There is no way that young girl could have known the obstacles I was
facing, but she fed me. I am
forever grateful for that.
What about when I’m
supposed to be lobbing the doctrinal turkey dinners? Do I know what feeds and what doesn’t? Heh, I’d like to think I do. Doctrine, testimony, personal
experiences illustrating specific principles, scripture.. Yet none of it is well-delivered
without the Holy Ghost. Trying to
make a sensation doesn’t work; it feels flat and dead, even if it
intrigues. Usually I know when
I’ve fed the sheep when I feel satisfaction about the message I’ve shared. It’s kind of a light feeling, one that
is unconnected with bodily sensations; I couldn’t point to any particular place
in my body that this sense of satisfaction comes from.
And there is so
much spiritual striving involved that it can get overwhelming at times. For example:
- I want to share what I’ve learned, but I fear becoming pedantic.
- I wonder if I’m only tickling the intellect rather than feeding the soul.
- I second-guess myself to try to see if I’m really edifying enough.
- I find myself holding back when I haven’t found how it can make a difference to people, but too much holding back starts to feel inhibiting.
- I ask myself if I’ve thought everything through as I should or whether there are unexplored avenues that I have missed.
- I ask myself if I’m being overly judgmental of myself or others..
- I ask myself if I’m willing to do and be what I’m writing about or am I just saying something just to get a post done?

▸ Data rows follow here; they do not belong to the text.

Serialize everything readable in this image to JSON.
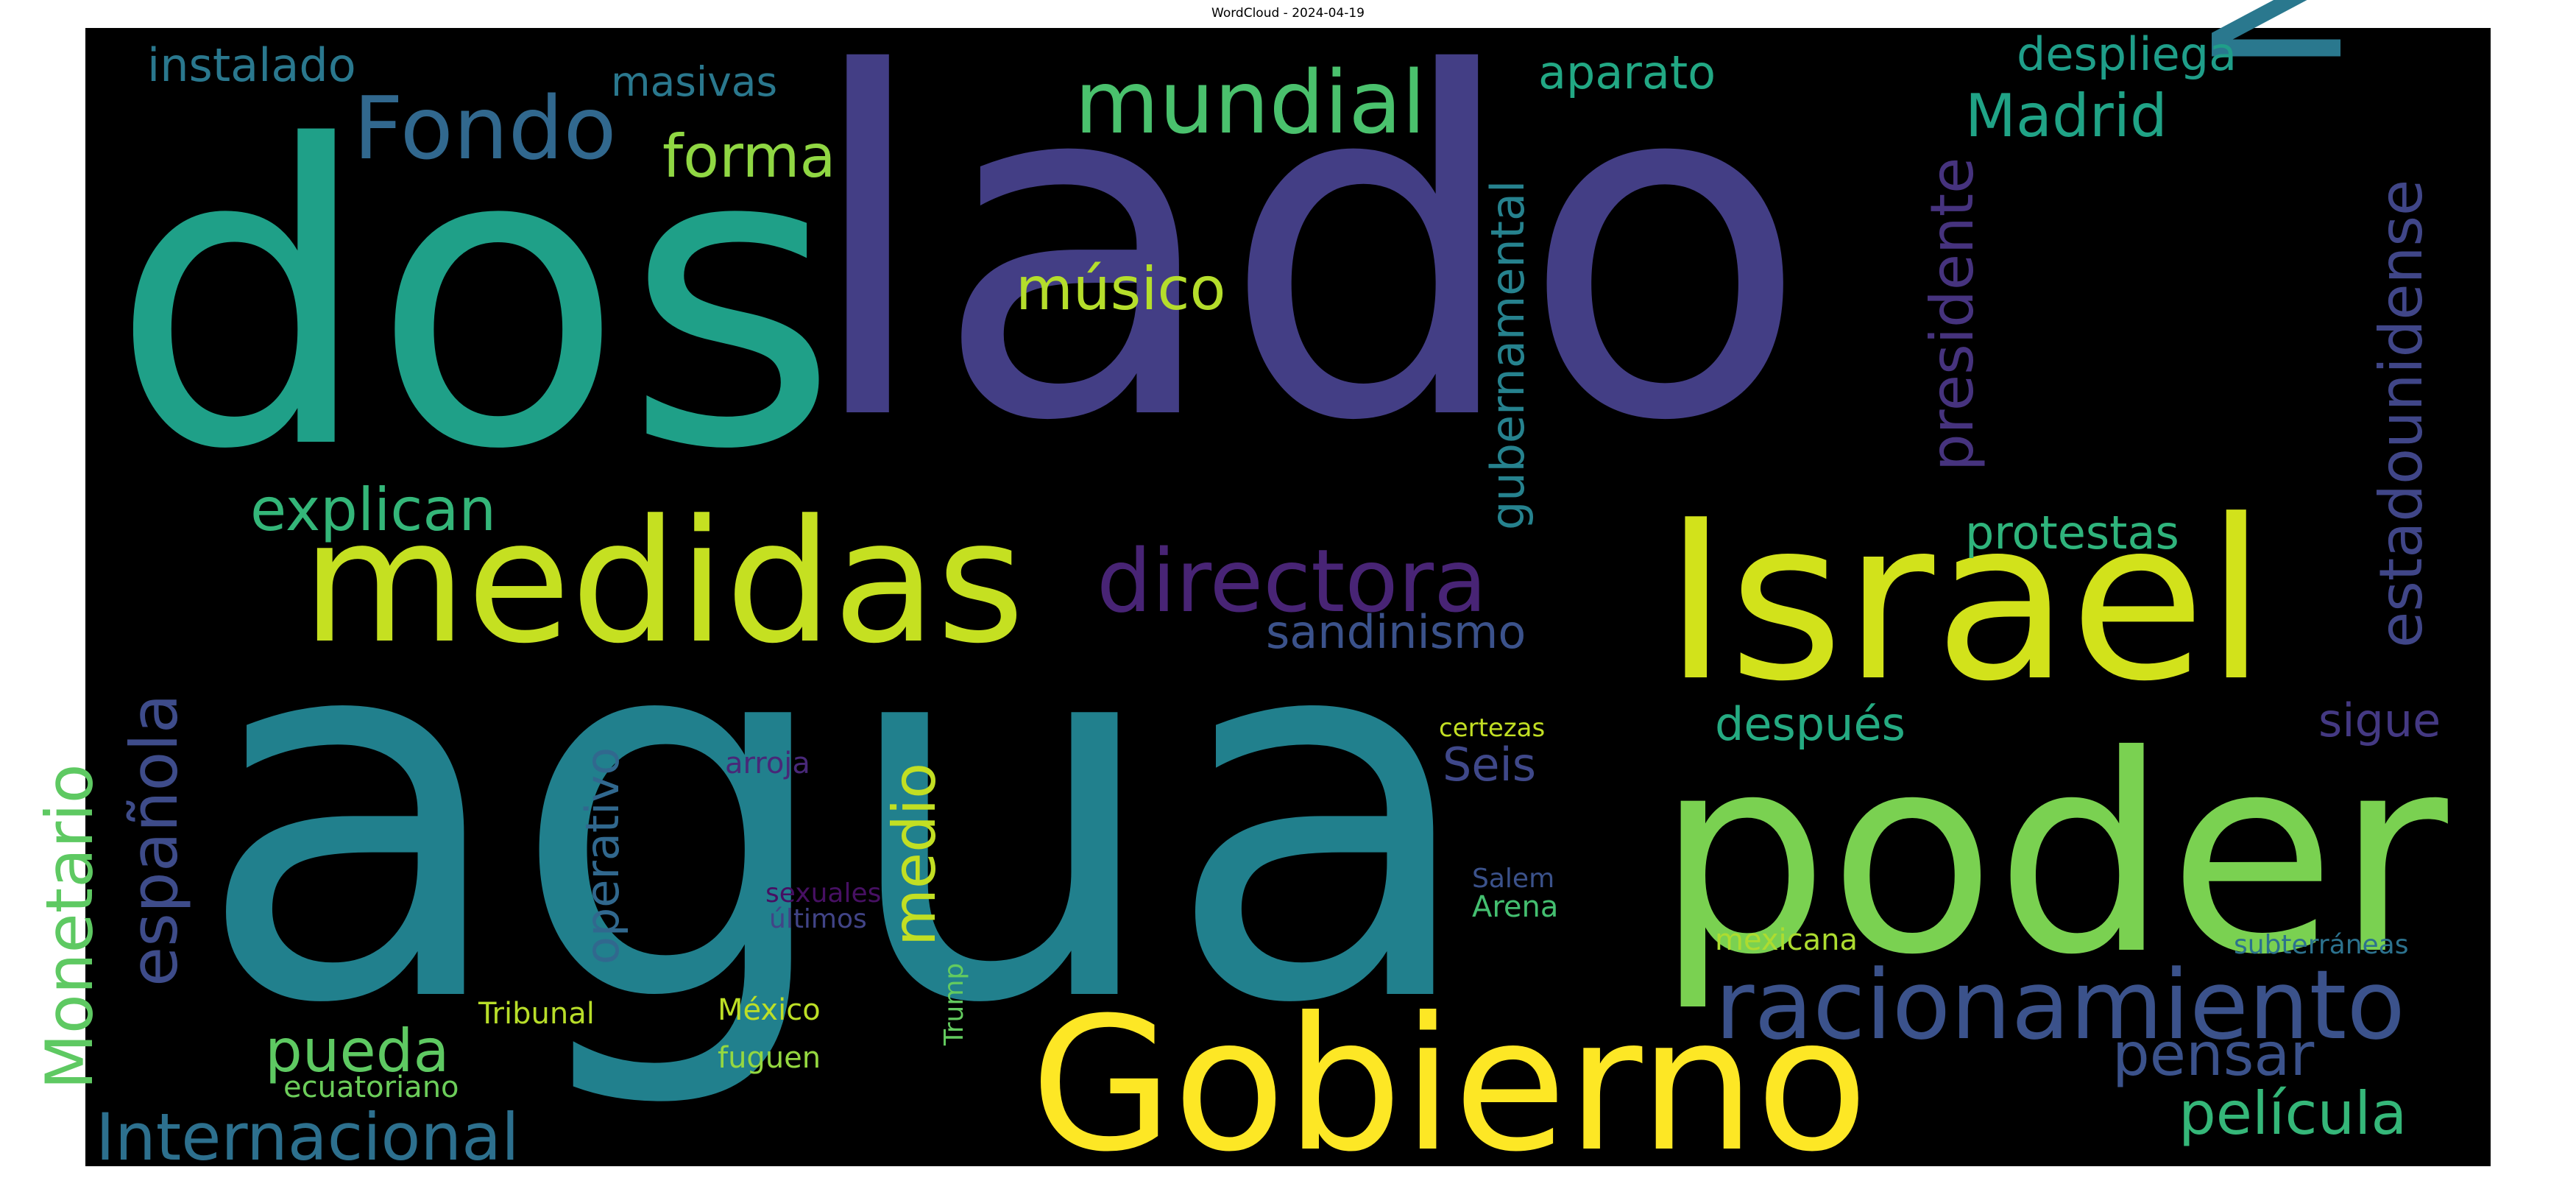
{
  "title": "WordCloud - 2024-04-19",
  "chart_data": {
    "type": "wordcloud",
    "title": "WordCloud - 2024-04-19",
    "background": "#000000",
    "colormap": "viridis",
    "words": [
      {
        "text": "agua",
        "size": 100,
        "color": "#21808d"
      },
      {
        "text": "lado",
        "size": 98,
        "color": "#433e85"
      },
      {
        "text": "dos",
        "size": 80,
        "color": "#1fa088"
      },
      {
        "text": "Gobierno",
        "size": 60,
        "color": "#fde725"
      },
      {
        "text": "poder",
        "size": 58,
        "color": "#7ad151"
      },
      {
        "text": "Israel",
        "size": 56,
        "color": "#d2e21b"
      },
      {
        "text": "medidas",
        "size": 54,
        "color": "#c5e021"
      },
      {
        "text": "Niño",
        "size": 52,
        "color": "#2a788e"
      },
      {
        "text": "racionamiento",
        "size": 40,
        "color": "#3b528b"
      },
      {
        "text": "directora",
        "size": 36,
        "color": "#482475"
      },
      {
        "text": "mundial",
        "size": 34,
        "color": "#4ac16d"
      },
      {
        "text": "Fondo",
        "size": 34,
        "color": "#31688e"
      },
      {
        "text": "Internacional",
        "size": 30,
        "color": "#2d708e"
      },
      {
        "text": "Monetario",
        "size": 30,
        "color": "#5ec962"
      },
      {
        "text": "española",
        "size": 30,
        "color": "#3e4c8a"
      },
      {
        "text": "estadounidense",
        "size": 28,
        "color": "#404688"
      },
      {
        "text": "película",
        "size": 28,
        "color": "#35b779"
      },
      {
        "text": "pensar",
        "size": 28,
        "color": "#3b528b"
      },
      {
        "text": "explican",
        "size": 26,
        "color": "#34b679"
      },
      {
        "text": "pueda",
        "size": 26,
        "color": "#5ec962"
      },
      {
        "text": "medio",
        "size": 26,
        "color": "#c2df23"
      },
      {
        "text": "Madrid",
        "size": 26,
        "color": "#20a386"
      },
      {
        "text": "forma",
        "size": 26,
        "color": "#90d743"
      },
      {
        "text": "presidente",
        "size": 26,
        "color": "#46337e"
      },
      {
        "text": "músico",
        "size": 26,
        "color": "#b5de2b"
      },
      {
        "text": "aparato",
        "size": 22,
        "color": "#22a884"
      },
      {
        "text": "despliega",
        "size": 22,
        "color": "#1f9e89"
      },
      {
        "text": "instalado",
        "size": 22,
        "color": "#2a788e"
      },
      {
        "text": "gubernamental",
        "size": 22,
        "color": "#26828e"
      },
      {
        "text": "protestas",
        "size": 22,
        "color": "#2fb47c"
      },
      {
        "text": "operativo",
        "size": 22,
        "color": "#31688e"
      },
      {
        "text": "sandinismo",
        "size": 22,
        "color": "#3b528b"
      },
      {
        "text": "después",
        "size": 22,
        "color": "#25ab82"
      },
      {
        "text": "sigue",
        "size": 22,
        "color": "#443983"
      },
      {
        "text": "Seis",
        "size": 22,
        "color": "#3f4889"
      },
      {
        "text": "masivas",
        "size": 18,
        "color": "#2a788e"
      },
      {
        "text": "Arena",
        "size": 18,
        "color": "#44bf70"
      },
      {
        "text": "Tribunal",
        "size": 18,
        "color": "#b8de29"
      },
      {
        "text": "México",
        "size": 18,
        "color": "#bddf26"
      },
      {
        "text": "ecuatoriano",
        "size": 18,
        "color": "#6ccd5a"
      },
      {
        "text": "mexicana",
        "size": 18,
        "color": "#addc30"
      },
      {
        "text": "fuguen",
        "size": 18,
        "color": "#95d840"
      },
      {
        "text": "subterráneas",
        "size": 18,
        "color": "#2c728e"
      },
      {
        "text": "Trump",
        "size": 18,
        "color": "#63cb5f"
      },
      {
        "text": "arroja",
        "size": 18,
        "color": "#482878"
      },
      {
        "text": "sexuales",
        "size": 18,
        "color": "#471063"
      },
      {
        "text": "últimos",
        "size": 18,
        "color": "#414487"
      },
      {
        "text": "Salem",
        "size": 18,
        "color": "#3b528b"
      },
      {
        "text": "certezas",
        "size": 14,
        "color": "#c2df23"
      }
    ]
  }
}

[insert agonizing writer noises here]
But I can also step back and realize that I’m not the only
one who feels this. I suppose that
every teacher in the church who feels a deep obligation to feed their class a
doctrinal feast goes through this same struggle as they prepare. I suppose that every one who wants to
write something inspiring experiences the same agony of creation and
satisfaction at completion. And
when I realize that, I just wish I could thank every single one of you for the
good you do, day after day, week after week, month after month.. I just want to cry with gratitude that
there are so many voices for good, so many lights shining, so many pouring out
the living waters.
Will you tell me about your struggle to feed the sheep?
2 comments:
Happy New Years Michaela
What a good question. I love the "mind picture" of Jesus on the beach, the smell fish cooking, maybe some warm bread, a toasty fire. Yumm;and after Peter has eaten and is feeling good, maybe he wants to take a nap, and Jesus lobs him between the eyeballs, with the command to "feed his sheep". I have thought about this often, especially since I am a Primary teacher. I have the awesome responsibility to teach God's little lambs, the babies, whose spirits and minds are just starting to form and gel. I realize that the best way for me to teach them, is to pray for guidance, and also pray that their parents are also teaching them something. I have also realized that in Primary and also at times with adults, I start with a simple and basic formula, usually with a question and answer period, because if I have prayed enough, and my heart is in tune with the Spirit, then the questions will lead me to introduce the subject matter, and then more questions that lead to a shared experience, and then that can lead to introducing points of doctrine that apply to the lesson. I have found myself wanting to teach like the Savior, in patience and in love for those I am teaching, and also in using parables or shared experiences.
Sometimes I have a lot to share, but if they can not "receive", I try to find a "point", and bring that point to the lesson. I may even ask the class to think about that point, by sharing a scripture and inviting them to do the same.
So I guess in my own "struggle" to feed/teach, I have to ask the question: How would the Savior teach this lesson?"
Ramona, I'm glad you have that sense of mission to teach your primary class as the Savior would. That will definitely lead you aright. There are people who for whatever reason don't feel up to that calling.